The wells of MSD plates are divided into several well-defined spots that can be coated with different protein-specific capture antibodies and the plates are available with up to 10 spots per well. Similar to ELISA, the samples are incubated in the wells with the capture antibodies and then the wells are washed to remove unbound molecules. A mixture of detection antibodies that have been conjugated to SULFO-TAG labels are then added to each well for binding to the protein analytes captured on each spot. Following electrical stimulation of the electrodes in each well by the MSD instrument, the light emitted by the SULFO-TAG labels is measured for each spot. The intensity of the light emitted at each spot is proportional to the amount of protein captured and the amount of protein in the samples is interpolated from a standard curve produced with known amounts of proteins.
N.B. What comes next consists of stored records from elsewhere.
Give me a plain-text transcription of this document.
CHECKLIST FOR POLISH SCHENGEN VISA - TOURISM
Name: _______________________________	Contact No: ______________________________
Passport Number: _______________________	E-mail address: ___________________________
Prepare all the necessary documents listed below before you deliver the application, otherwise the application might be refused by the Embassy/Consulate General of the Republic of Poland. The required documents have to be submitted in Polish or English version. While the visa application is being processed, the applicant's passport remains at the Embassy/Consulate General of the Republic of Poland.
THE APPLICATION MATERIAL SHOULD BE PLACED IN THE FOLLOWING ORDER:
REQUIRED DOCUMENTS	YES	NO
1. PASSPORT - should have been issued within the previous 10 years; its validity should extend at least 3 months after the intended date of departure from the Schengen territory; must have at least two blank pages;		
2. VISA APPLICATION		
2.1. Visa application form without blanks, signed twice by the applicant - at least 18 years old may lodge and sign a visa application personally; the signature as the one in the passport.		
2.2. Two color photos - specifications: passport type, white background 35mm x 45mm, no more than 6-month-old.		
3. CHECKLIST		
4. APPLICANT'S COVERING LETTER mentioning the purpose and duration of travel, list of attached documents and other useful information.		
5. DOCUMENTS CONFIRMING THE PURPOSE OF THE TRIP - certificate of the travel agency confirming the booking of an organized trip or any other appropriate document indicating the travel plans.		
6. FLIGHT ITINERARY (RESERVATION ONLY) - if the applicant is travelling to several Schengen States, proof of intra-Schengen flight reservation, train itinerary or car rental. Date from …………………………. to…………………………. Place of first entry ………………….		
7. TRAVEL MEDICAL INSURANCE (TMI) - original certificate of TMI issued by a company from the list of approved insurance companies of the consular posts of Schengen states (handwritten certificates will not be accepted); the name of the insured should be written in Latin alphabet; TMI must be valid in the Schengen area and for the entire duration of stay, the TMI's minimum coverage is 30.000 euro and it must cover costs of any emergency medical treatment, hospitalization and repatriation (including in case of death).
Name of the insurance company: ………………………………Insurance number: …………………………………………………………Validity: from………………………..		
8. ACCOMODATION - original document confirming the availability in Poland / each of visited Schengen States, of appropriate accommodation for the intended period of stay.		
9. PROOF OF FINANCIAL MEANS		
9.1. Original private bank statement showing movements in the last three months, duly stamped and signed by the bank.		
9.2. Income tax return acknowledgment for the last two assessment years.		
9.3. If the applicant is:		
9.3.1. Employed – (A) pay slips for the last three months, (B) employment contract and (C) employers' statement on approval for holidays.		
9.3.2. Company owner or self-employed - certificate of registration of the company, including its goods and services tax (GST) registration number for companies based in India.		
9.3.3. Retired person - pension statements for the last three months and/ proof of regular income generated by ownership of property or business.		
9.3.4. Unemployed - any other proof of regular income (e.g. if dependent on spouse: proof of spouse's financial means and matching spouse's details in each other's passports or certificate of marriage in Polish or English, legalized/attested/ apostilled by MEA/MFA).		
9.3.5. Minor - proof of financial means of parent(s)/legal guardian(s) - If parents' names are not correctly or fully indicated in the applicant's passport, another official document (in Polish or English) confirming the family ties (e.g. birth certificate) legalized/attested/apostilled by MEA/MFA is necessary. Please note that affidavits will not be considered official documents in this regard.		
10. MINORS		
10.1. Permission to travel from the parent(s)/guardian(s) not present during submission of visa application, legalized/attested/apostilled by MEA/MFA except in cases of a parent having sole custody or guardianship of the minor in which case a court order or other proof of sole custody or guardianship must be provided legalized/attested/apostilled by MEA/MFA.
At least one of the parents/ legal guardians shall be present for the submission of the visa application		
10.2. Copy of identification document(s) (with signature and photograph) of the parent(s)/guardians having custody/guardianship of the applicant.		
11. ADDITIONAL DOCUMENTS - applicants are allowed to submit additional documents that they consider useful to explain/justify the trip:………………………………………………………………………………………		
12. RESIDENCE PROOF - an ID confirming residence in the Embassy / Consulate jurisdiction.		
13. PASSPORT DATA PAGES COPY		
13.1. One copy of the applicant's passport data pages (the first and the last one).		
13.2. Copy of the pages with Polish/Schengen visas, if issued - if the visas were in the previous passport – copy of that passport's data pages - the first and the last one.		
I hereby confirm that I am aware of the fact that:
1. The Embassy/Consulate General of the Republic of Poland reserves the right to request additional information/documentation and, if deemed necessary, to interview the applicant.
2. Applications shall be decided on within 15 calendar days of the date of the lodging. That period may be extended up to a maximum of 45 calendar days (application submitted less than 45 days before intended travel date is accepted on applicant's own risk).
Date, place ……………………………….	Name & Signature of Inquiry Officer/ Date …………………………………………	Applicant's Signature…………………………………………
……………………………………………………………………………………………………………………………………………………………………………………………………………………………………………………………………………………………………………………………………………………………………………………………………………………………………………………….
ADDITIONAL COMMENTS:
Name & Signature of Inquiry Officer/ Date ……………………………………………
Like the single plex ELISA, it is important to use highly specific antibodies for MSD assays to minimize cross-reactivity.

Few publications address the use of MSD multiplex technology for protein expression in the agriculture biotechnology industry.35 Nevertheless, there has been widespread use of this technology in the pharmaceutical industry and in clinical research.3640 MSD technology is very sensitive, with ultralow pico-gram level detection limits and a wide dynamic range of five or more orders of magnitude.14 This is particularly useful when analyzing samples with multiple traits that express trait proteins at widely varying levels. Despite the wide dynamic range, dilution factors still need to be optimized to minimize matrix effects. If considerations for multiple analyte proteins cannot be balanced in one multiplexed assay, then it may become necessary to split off some analytes into a separate assay.

Immunoassay Summary

Overall, immunoassays are powerful bioanalytical methods for quantifying traits and endogenous proteins in GM crops. However, the relatively costly and time-consuming method development process for immunoassays, the potential cross-reactivity with other proteins and multiplex assay reagents,40 and the lower tolerance for the harsh extraction buffers required for some analyte proteins may limit their applicability for quantifying some proteins in agricultural biotechnology (Table 1). Therefore, MS technology is being implemented more often as an alternative approach for the quantification of proteins of GM crops.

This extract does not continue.